It’s a wonder anyone ever learns to drive. Sitting next to your teenaged daughter on her first outing behind the wheel is scary enough, but handing her the keys to head off on her own once she has earned her license is even scarier. To make matters worse, statistics show that the first year behind the wheel is the most dangerous—and can even be deadly—for teen drivers. So, how do you let go? First, educate yourself and your teen about what the risks are and how to avoid them.
Understanding the Risks for Teen Drivers
Car crashes are the number one killer of teenagers in the United States. More kids under the age of 20 are killed in car crashes than by suicide and homicide combined. This frightening statistic may make you want to force your teen to take a bus and avoid driving altogether, but with your guidance and an awareness of the risks, you can keep your teen, and others on the road, safe. The main risks teen drivers face includes the following:
- Inexperience. No matter how responsible your teen is, when something unexpected occurs out on the road, her lack of experience will inevitably put her at risk. The only way to gain experience is to drive as much as possible with a parent supervising, even after getting a license.
- Distractions. Driver education programs definitely send the message not to use a cell phone for any purpose while driving, but teens may not be aware of other distractions, like loud music, eating, reaching for things inside the car, and applying make-up. Make sure your teen is aware of all possible distractions, not just her cell phone.
- Passengers. The biggest and most dangerous distractions of all for teen drivers are passengers in the car. In fact, even a single passenger increases a teen’s risk of crashing by 44 percent. With each additional passenger, the risk increases. Driving solo until she has more experience and maturity is the safest choice for your new driver.
- Speed. For most inexperienced drivers, even driving the speed limit may be faster than they can handle. Being unaware of the effect of weather conditions, knowing how to adjust speed to stay with traffic, and taking sharp turns all require more experience than new drivers have. Teach your teen that slower is always better.
- Seat Belts. Believe it or not, teens are the age group least likely to wear a seat belt when driving. Despite having just completed driver’s education, many teens choose not to wear a seat belt and, not surprisingly, most of the teens killed in car crashes every year were not wearing seat belts. Make sure your teen understands the consequences of not wearing a seat belt—both as a risk to her life and a risk of losing driving privileges.
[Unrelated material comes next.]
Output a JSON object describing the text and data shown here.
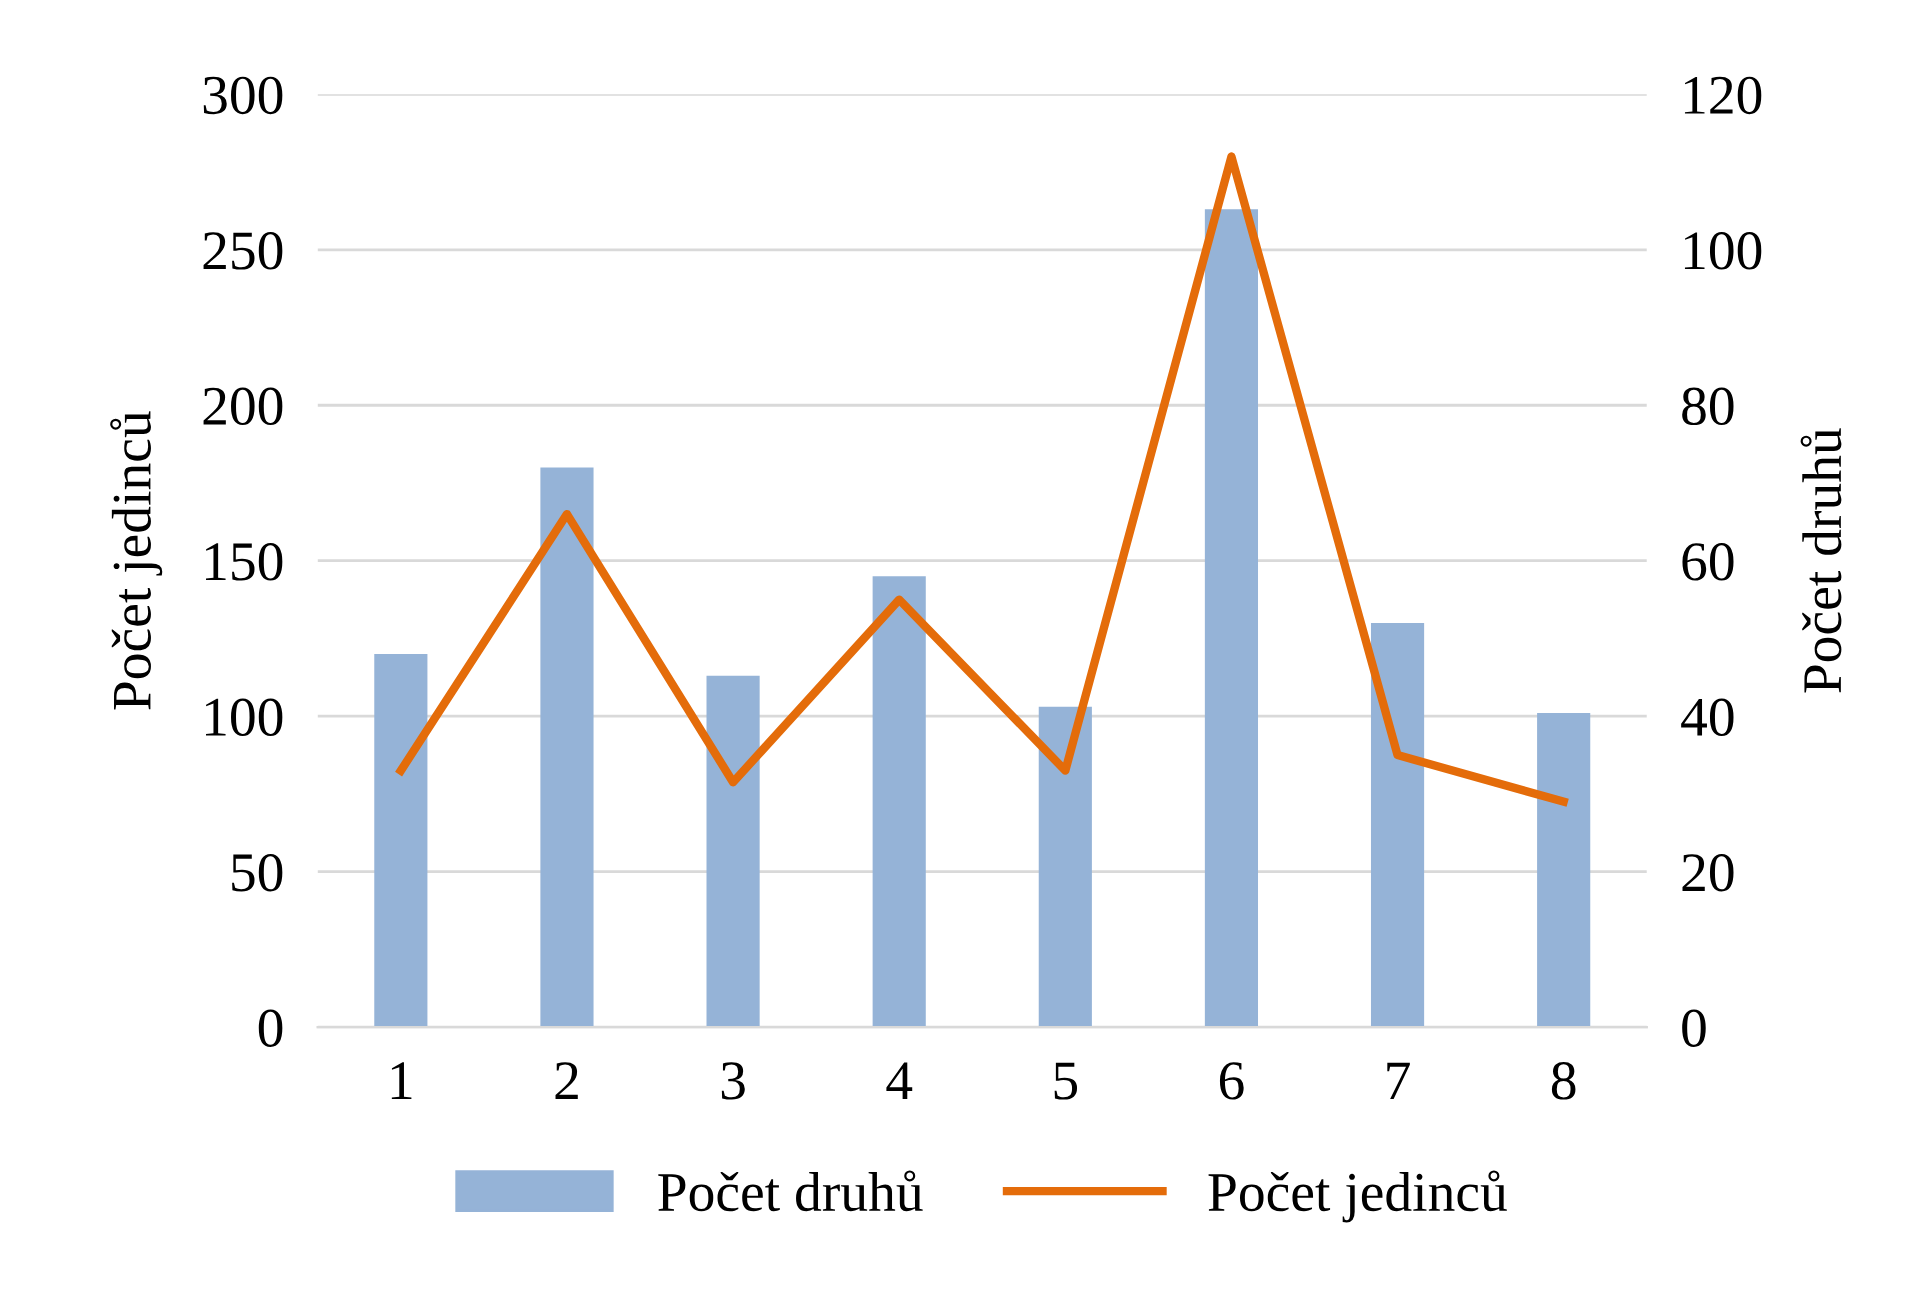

- Night Driving. As experienced drivers, we take for granted the hazards of driving in the dark. Teen drivers simply do not have the experience to handle night driving when they first get their licenses. In fact, teens are three times as likely to crash at night than during the day. Add to that the risk of fatigued driving, and it makes sense that you should continue to drive with your teen at night until she has more hours under her belt.
- Impaired Driving. Obviously, driving after drinking alcohol is not only risky but illegal. Still, too many teens do it. It’s important to let your teen know her safety is more important to you than the fact that she has been drinking and that she can call for a safe ride home under any circumstance. Teens also need to be aware that medications and fatigue can also impair the ability to drive safely and should avoid driving when they feel groggy or tired.
As your teen gets accustomed to driving on her own, she will need to be reminded of these risks. Riding along with your teen once a week or so is a good way to check in and see which bad driving habits she is falling into.